Zwei Kirchen markieren die geographischen Koordinaten, zwischen denen der japanische Thrillerautor Fuminori Nakamura in "Die Flucht" seine Erzählwelt aufspannt: der Kölner Dom, der wie durch ein Wunder nach dem Zweiten Weltkrieg nahezu unversehrt über der zerbombten Stadt aufragte. Und das einst größte christliche Gebäude der Asien-Pazifik-Region, die Urakami-Kathedrale in Nagasaki, die die Atombombe am 9. August 1945 dem Erdboden gleichmachte. Zwei unter den abgelagerten Sedimenten der Geschichte vergrabene Kriegsschauplätze in zwei Ländern, in denen heute politische Vertrauenskrisen das Wiedererstarken rechter Positionen begünstigen.
Nakamura, international bekannt für hochliterarische Spannungsromane wie "Der Revolver", nimmt in seinen Essays und Zeitungskolumnen immer vehementer regierungskritisch Bezug auf diesen Wandel, und in diesen Tenor stimmt auch sein neuestes Werk ein. Das wird nicht erst offensichtlich, als sich Nakamura im Nachwort auf eine Weise erklärt, die seiner Hauptfigur in Wortwahl und Tonfall ähnelt: Kenji Yamamine, linker Zeitungsreporter und Sachbuchautor, kommt in den Besitz der sogenannten Teufelstrompete, der nachgesagt wird, mit ihrem besonderen Klang eine Einheit japanischer Soldaten im Pazifikkrieg in fanatischen Wahn getrieben zu haben. Auf der Flucht vor einer geheimnisvollen Sekte, die das Instrument zur politischen Einflussnahme nutzen will, versteckt er sich zunächst in Deutschland. Doch der Kölner Dom erweist sich nicht als der erhoffte Zufluchtsort.

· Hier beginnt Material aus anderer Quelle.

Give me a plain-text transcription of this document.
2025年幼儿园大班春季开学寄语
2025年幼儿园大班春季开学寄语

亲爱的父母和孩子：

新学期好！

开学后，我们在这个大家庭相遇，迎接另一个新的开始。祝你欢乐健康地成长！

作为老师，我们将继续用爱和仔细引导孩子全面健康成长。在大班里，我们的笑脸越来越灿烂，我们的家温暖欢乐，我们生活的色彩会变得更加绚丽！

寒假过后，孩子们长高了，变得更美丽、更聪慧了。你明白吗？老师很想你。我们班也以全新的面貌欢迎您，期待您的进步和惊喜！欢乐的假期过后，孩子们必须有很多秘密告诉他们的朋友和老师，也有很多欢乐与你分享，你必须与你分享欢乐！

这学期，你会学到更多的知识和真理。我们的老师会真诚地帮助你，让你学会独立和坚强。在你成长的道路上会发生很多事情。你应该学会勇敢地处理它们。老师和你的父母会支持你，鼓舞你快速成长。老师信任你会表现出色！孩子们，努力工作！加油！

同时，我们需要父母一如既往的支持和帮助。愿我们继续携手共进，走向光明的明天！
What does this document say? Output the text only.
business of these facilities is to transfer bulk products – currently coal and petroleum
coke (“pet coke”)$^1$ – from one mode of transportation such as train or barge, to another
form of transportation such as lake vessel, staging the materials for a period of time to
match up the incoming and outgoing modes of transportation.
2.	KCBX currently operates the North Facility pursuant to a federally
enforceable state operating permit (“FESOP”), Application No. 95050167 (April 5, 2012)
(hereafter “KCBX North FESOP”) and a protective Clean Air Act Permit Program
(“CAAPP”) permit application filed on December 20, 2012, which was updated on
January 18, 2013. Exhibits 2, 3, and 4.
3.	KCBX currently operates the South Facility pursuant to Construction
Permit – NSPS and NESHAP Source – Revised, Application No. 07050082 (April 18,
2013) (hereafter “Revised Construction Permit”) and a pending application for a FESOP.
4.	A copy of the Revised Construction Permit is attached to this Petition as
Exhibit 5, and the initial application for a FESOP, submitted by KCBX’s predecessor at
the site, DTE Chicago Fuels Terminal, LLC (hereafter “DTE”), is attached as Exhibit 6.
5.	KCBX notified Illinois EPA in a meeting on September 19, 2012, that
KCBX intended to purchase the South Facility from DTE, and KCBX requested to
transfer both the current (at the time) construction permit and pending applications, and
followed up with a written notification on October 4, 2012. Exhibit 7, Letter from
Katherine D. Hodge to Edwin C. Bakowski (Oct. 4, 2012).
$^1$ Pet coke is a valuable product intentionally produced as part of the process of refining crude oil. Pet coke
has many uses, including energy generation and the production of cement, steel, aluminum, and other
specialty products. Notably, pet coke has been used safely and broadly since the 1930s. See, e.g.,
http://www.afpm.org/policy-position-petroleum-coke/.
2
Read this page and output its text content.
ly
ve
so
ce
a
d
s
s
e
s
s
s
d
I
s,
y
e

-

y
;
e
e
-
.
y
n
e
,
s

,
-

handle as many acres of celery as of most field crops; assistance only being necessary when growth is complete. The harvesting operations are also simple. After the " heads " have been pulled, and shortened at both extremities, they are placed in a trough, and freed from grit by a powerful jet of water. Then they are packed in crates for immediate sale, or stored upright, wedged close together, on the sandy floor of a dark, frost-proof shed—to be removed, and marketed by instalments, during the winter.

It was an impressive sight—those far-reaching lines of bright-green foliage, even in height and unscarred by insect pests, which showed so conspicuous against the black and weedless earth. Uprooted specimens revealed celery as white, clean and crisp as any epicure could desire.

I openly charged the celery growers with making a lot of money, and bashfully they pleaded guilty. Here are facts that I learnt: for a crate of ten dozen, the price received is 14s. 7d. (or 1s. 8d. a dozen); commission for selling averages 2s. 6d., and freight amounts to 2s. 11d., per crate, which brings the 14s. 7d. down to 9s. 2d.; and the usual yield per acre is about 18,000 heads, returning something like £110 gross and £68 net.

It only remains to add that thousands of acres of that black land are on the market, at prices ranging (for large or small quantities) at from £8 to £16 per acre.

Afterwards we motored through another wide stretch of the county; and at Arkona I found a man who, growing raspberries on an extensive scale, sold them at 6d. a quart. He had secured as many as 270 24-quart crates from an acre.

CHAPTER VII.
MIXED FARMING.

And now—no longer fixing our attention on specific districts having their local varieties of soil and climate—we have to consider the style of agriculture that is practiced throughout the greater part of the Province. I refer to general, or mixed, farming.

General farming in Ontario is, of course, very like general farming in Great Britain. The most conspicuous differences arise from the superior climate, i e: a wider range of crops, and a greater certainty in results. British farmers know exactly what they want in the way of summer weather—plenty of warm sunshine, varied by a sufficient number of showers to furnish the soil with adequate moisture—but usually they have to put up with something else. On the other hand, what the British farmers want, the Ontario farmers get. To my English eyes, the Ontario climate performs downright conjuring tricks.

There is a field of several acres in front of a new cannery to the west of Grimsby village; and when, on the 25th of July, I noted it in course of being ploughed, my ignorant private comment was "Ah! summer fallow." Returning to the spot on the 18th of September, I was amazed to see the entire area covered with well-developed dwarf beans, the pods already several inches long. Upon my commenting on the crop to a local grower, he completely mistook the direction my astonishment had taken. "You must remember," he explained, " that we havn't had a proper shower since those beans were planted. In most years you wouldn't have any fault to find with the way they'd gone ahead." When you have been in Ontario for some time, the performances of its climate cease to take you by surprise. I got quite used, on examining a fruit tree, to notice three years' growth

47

"Die Flucht" ist einer in Japan bedeutenden literarischen Tradition gemäß ursprünglich als Fortsetzungsgeschichte in regionalen Tageszeitungen erschienen. Im fertigen Roman lässt sich die Publikationshistorie noch an den häufigen Stilwechseln nachvollziehen: Briefe, Träume, historische Exkurse durchsetzen den Text, der mehrfach das Register ändert, etwa zum Liebesroman wird, sobald Yamamine während einer Recherchereise auf den Philippinen der jungen Anh begegnet. Sie folgt ihm nach Japan und stirbt bald darauf eines gewaltsamen Todes, woraufhin sich die Klangfarbe ein weiteres Mal ändert: Ein von Anh erdachtes Romanprojekt vervollständigend, beginnt Yamamine mit einer Art Chronik der Christenverfolgung in Japan.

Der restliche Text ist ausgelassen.